There's a song that says, "don't let it go to your head, no." Perhaps First Lady Michelle Obama and President Obama should listen to its lyrics. It seems America's first black president -- as well as his wife -- have gotten so used to the coddling from the mainstream media that they believe they're above criticism or heckling.
A protester disrupted Michelle Obama at a Democratic National Committee fundraiser Tuesday night and the First Lady got perturbed -- really perturbed. In fact, she got in the heckler's face. A few minutes after Mrs. Obama started speaking at a home in the upper Northwest neighborhood of Washington, DC, gay activist Ellen Sturtz began yelling about how President Obama needed to sign an executive order banning federal contractors from discriminating against gays.
We can all agree that wasn't cool for Sturtz to do. But hey, this stuff happens when your husband is president. Mrs. Obama's response was interesting.
MRS. OBAMA: One of the things that I don't do well is this. (Applause.) Do you understand? (Applause.) One of the things -- now . . ."
Why was it necessary for Mrs. Obama, an adult and the First Lady of the United States no less, to chastise a room full of other adults like children misbehaving? Her response to the heckler and the attendees was handled poorly but it didn't end there.
Sturtz, who paid $500 to attend the fundraiser, told the Washington Post, "She came right down in my face. I was taken aback." According to a White House pool reporter -- who was covering the fundraiser for the rest of the White House press corps -- the First Lady "left the lectern and moved over to the protester." Then Mrs. Obama said, "Listen to me or you can take the mic, but I'm leaving. You all decide. You have one choice."
I'm surprised Michelle didn't ask Sturtz: "Do you know who I am?"
Conflictingnews reports suggest Sturtz, who is an activist for the gay rights group GetEQUAL hatched a plan with the organization to disrupt the event. Heckling certainly isn't appropriate, but it happens to politicians and presidents frequently. The elegant way to handle it, particularly for a First Lady, would be to keep moving along, not get angry, and not face off with the heckler like a boxer preparing for a fight.

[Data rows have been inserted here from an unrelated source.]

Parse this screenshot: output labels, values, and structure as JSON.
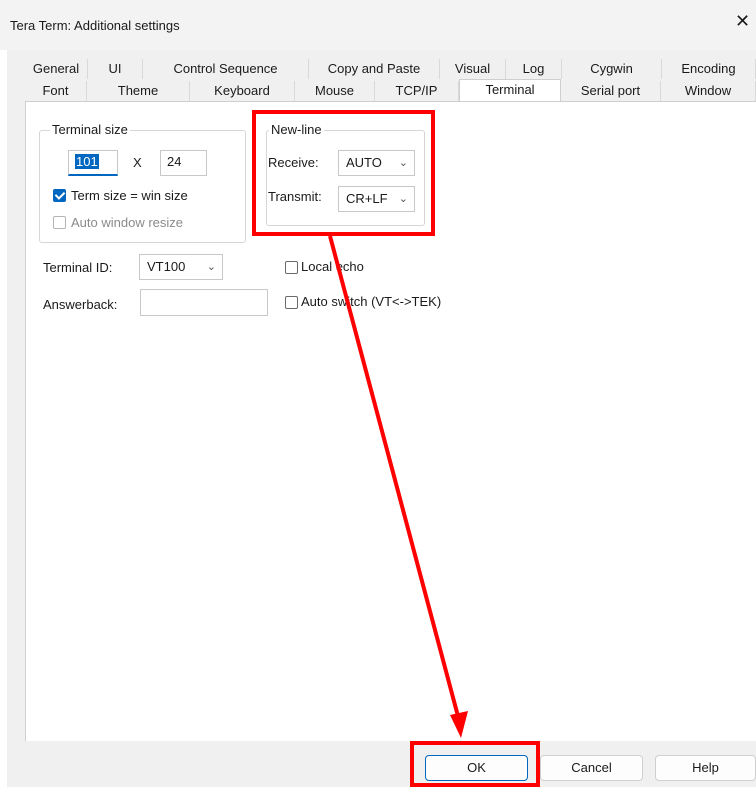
{
  "window": {
    "title": "Tera Term: Additional settings",
    "close_glyph": "✕"
  },
  "tabs": {
    "row1": [
      "General",
      "UI",
      "Control Sequence",
      "Copy and Paste",
      "Visual",
      "Log",
      "Cygwin",
      "Encoding"
    ],
    "row2": [
      "Font",
      "Theme",
      "Keyboard",
      "Mouse",
      "TCP/IP",
      "Terminal",
      "Serial port",
      "Window"
    ],
    "selected": "Terminal"
  },
  "terminal_size": {
    "legend": "Terminal size",
    "width_value": "101",
    "x_label": "X",
    "height_value": "24",
    "term_size_label": "Term size = win size",
    "term_size_checked": true,
    "auto_resize_label": "Auto window resize",
    "auto_resize_checked": false
  },
  "newline": {
    "legend": "New-line",
    "receive_label": "Receive:",
    "receive_value": "AUTO",
    "transmit_label": "Transmit:",
    "transmit_value": "CR+LF"
  },
  "terminal_id": {
    "label": "Terminal ID:",
    "value": "VT100"
  },
  "answerback": {
    "label": "Answerback:",
    "value": ""
  },
  "local_echo": {
    "label": "Local echo",
    "checked": false
  },
  "auto_switch": {
    "label": "Auto switch (VT<->TEK)",
    "checked": false
  },
  "buttons": {
    "ok": "OK",
    "cancel": "Cancel",
    "help": "Help"
  },
  "icons": {
    "dropdown": "chevron-down-icon",
    "check": "check-icon"
  },
  "colors": {
    "accent": "#0067c0",
    "annotation": "#ff0000",
    "panel": "#ffffff",
    "dialog": "#f0f0f0"
  }
}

Since President Obama supports gay rights, instructs the Justice Department to ignore the Defense of Marriage Act, and praises NBA player Jason Collins for coming out of the closet, one would think Mrs. Obama would have taken a more sympathetic tone with Sturtz, a most loyal gay constituent. If Michelle would have simply told Sturtz she would be glad to hear her concerns after she finished speaking, Sturtz probably would have quieted down.
If former First Lady Laura Bush spoke to a heckler the way Michelle Obama did, the mainstream media would have been relentless in its finger wagging at Mrs. Bush. But Laura wouldn't have behaved like that because she was used to some Americans and the media relentlessly heckling her husband.

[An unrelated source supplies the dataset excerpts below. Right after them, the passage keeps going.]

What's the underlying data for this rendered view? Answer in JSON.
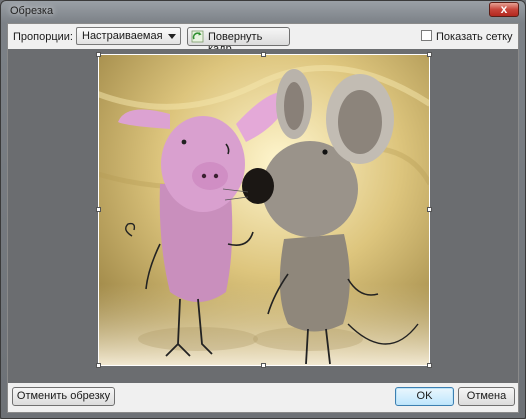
{
  "window": {
    "title": "Обрезка",
    "close_label": "x"
  },
  "toolbar": {
    "proportions_label": "Пропорции:",
    "proportions_value": "Настраиваемая",
    "rotate_label": "Повернуть кадр",
    "show_grid_label": "Показать сетку",
    "show_grid_checked": false
  },
  "image": {
    "subject": "felt pig and mouse toys"
  },
  "footer": {
    "cancel_crop_label": "Отменить обрезку",
    "ok_label": "OK",
    "cancel_label": "Отмена"
  }
}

Mrs. Obama is getting a taste of what accountability feels like as the media finally begins to scrutinize the Obama administration, specifically the scandals washing over his second term. Apparently neither the president nor Michelle is used to being treated like their predecessors -- and it's making them angry, as evidenced by the First Lady's outburst.
White House spokesman Jay Carney told reporters during his Wednesday briefing Mrs. Obama handled the heckler "brilliantly." No, but maybe she'll learn. After all, this is all new to her.